La via filosofica platonica è fondata sui termini metafisici esemplari della scienza divina dell’anima e, allo stesso tempo, esprime la prassi  terapeutica integrale della psiche. È attraverso la paideia filosofica, la cultura reale dell’anima essenziale dell’uomo, che si traduce nel bios theoretikos, che l’anima può raggiungere la sua hyghieia, la sua salute, ovvero sophia. Sophia è dunque il risultato della cultura-cura filosofica che libera l’anima dalla soggezione alla natura titanica, questo risultato è prodotto dalla disciplina della omoiosis theo, fino alla costituzione della contemplazione diretta dell’Uno Bene, che identifica l’anima ad Esso nella henosis.

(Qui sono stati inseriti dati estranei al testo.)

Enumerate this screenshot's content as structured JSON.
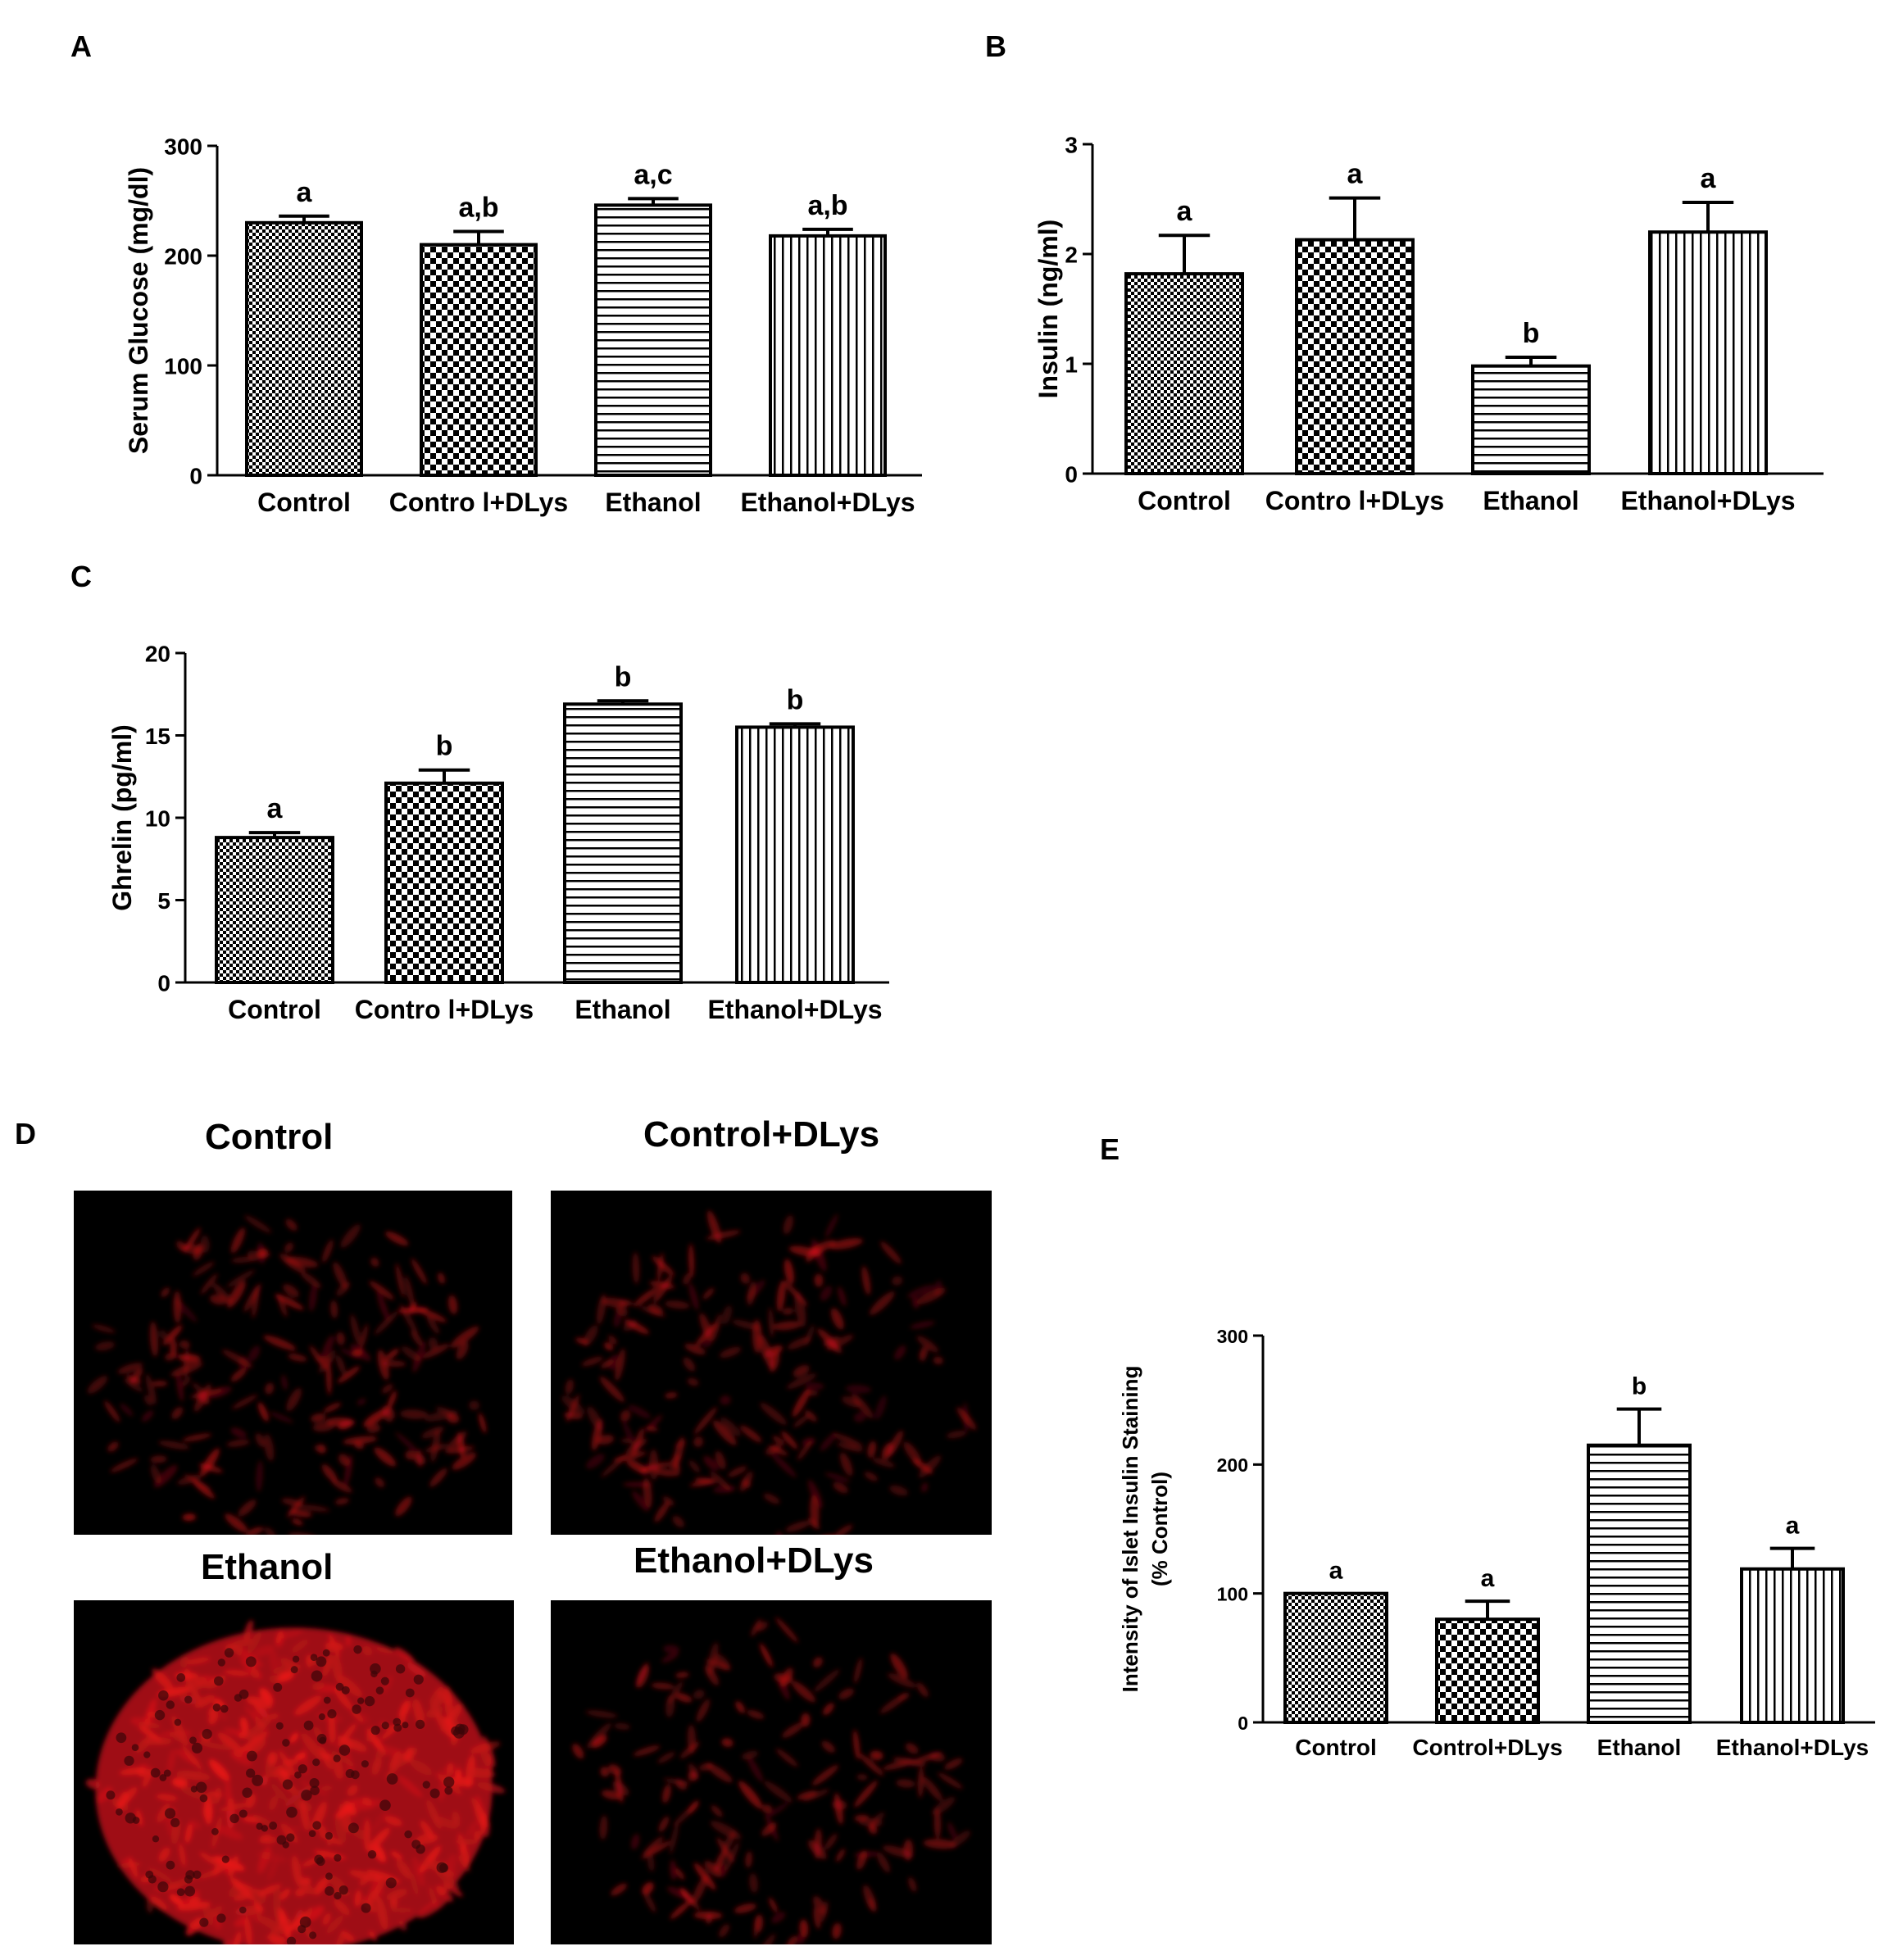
{
  "panels": {
    "A": "A",
    "B": "B",
    "C": "C",
    "D": "D",
    "E": "E"
  },
  "colors": {
    "ink": "#000000",
    "stain": "#d0101a",
    "background": "#000000"
  },
  "chart_data": [
    {
      "id": "A",
      "type": "bar",
      "title": "",
      "xlabel": "",
      "ylabel": "Serum Glucose (mg/dl)",
      "ylim": [
        0,
        300
      ],
      "yticks": [
        "0",
        "100",
        "200",
        "300"
      ],
      "categories": [
        "Control",
        "Contro l+DLys",
        "Ethanol",
        "Ethanol+DLys"
      ],
      "values": [
        230,
        210,
        246,
        218
      ],
      "errors": [
        6,
        12,
        6,
        6
      ],
      "letters": [
        "a",
        "a,b",
        "a,c",
        "a,b"
      ],
      "patterns": [
        "fine-check",
        "coarse-check",
        "horizontal",
        "vertical"
      ]
    },
    {
      "id": "B",
      "type": "bar",
      "title": "",
      "xlabel": "",
      "ylabel": "Insulin (ng/ml)",
      "ylim": [
        0,
        3
      ],
      "yticks": [
        "0",
        "1",
        "2",
        "3"
      ],
      "categories": [
        "Control",
        "Contro l+DLys",
        "Ethanol",
        "Ethanol+DLys"
      ],
      "values": [
        1.82,
        2.13,
        0.98,
        2.2
      ],
      "errors": [
        0.35,
        0.38,
        0.08,
        0.27
      ],
      "letters": [
        "a",
        "a",
        "b",
        "a"
      ],
      "patterns": [
        "fine-check",
        "coarse-check",
        "horizontal",
        "vertical"
      ]
    },
    {
      "id": "C",
      "type": "bar",
      "title": "",
      "xlabel": "",
      "ylabel": "Ghrelin (pg/ml)",
      "ylim": [
        0,
        20
      ],
      "yticks": [
        "0",
        "5",
        "10",
        "15",
        "20"
      ],
      "categories": [
        "Control",
        "Contro l+DLys",
        "Ethanol",
        "Ethanol+DLys"
      ],
      "values": [
        8.8,
        12.1,
        16.9,
        15.5
      ],
      "errors": [
        0.3,
        0.8,
        0.2,
        0.2
      ],
      "letters": [
        "a",
        "b",
        "b",
        "b"
      ],
      "patterns": [
        "fine-check",
        "coarse-check",
        "horizontal",
        "vertical"
      ]
    },
    {
      "id": "E",
      "type": "bar",
      "title": "",
      "xlabel": "",
      "ylabel": "Intensity of Islet Insulin Staining",
      "ylabel2": "(% Control)",
      "ylim": [
        0,
        300
      ],
      "yticks": [
        "0",
        "100",
        "200",
        "300"
      ],
      "categories": [
        "Control",
        "Control+DLys",
        "Ethanol",
        "Ethanol+DLys"
      ],
      "values": [
        100,
        80,
        215,
        119
      ],
      "errors": [
        0,
        14,
        28,
        16
      ],
      "letters": [
        "a",
        "a",
        "b",
        "a"
      ],
      "patterns": [
        "fine-check",
        "coarse-check",
        "horizontal",
        "vertical"
      ]
    }
  ],
  "micrographs": [
    {
      "title": "Control",
      "intensity": 0.55,
      "density": 0.42
    },
    {
      "title": "Control+DLys",
      "intensity": 0.5,
      "density": 0.4
    },
    {
      "title": "Ethanol",
      "intensity": 0.9,
      "density": 0.95
    },
    {
      "title": "Ethanol+DLys",
      "intensity": 0.55,
      "density": 0.3
    }
  ]
}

Qualsiasi limitazione della scienza originale dell’anima, e della relativa psicoterapia, costituisce un degrado, un inviluppo, che dà luogo a forme parziali ed erronee, perciò false, di “psicologia” e “psicoterapia”, così come a forme vane di “cura di sé” o di “consulenza filosofica”. Quando il degrado è completo, come nella psicologia postmoderna o nella pratica filosofica di natura nichilistica, della vera psicologia e della vera psicoterapia nulla rimane, restano solo forme vuote, illusorie, parodie che si sostituiscono alle forme originarie, che svolgono la funzione di condurre l’uomo, attraverso un radicale inganno, all’annientamento nel non essere, sottomettendolo alla pena più atroce in cui possa incorrere.

da L.M.A. Viola, Sulla via della Salute.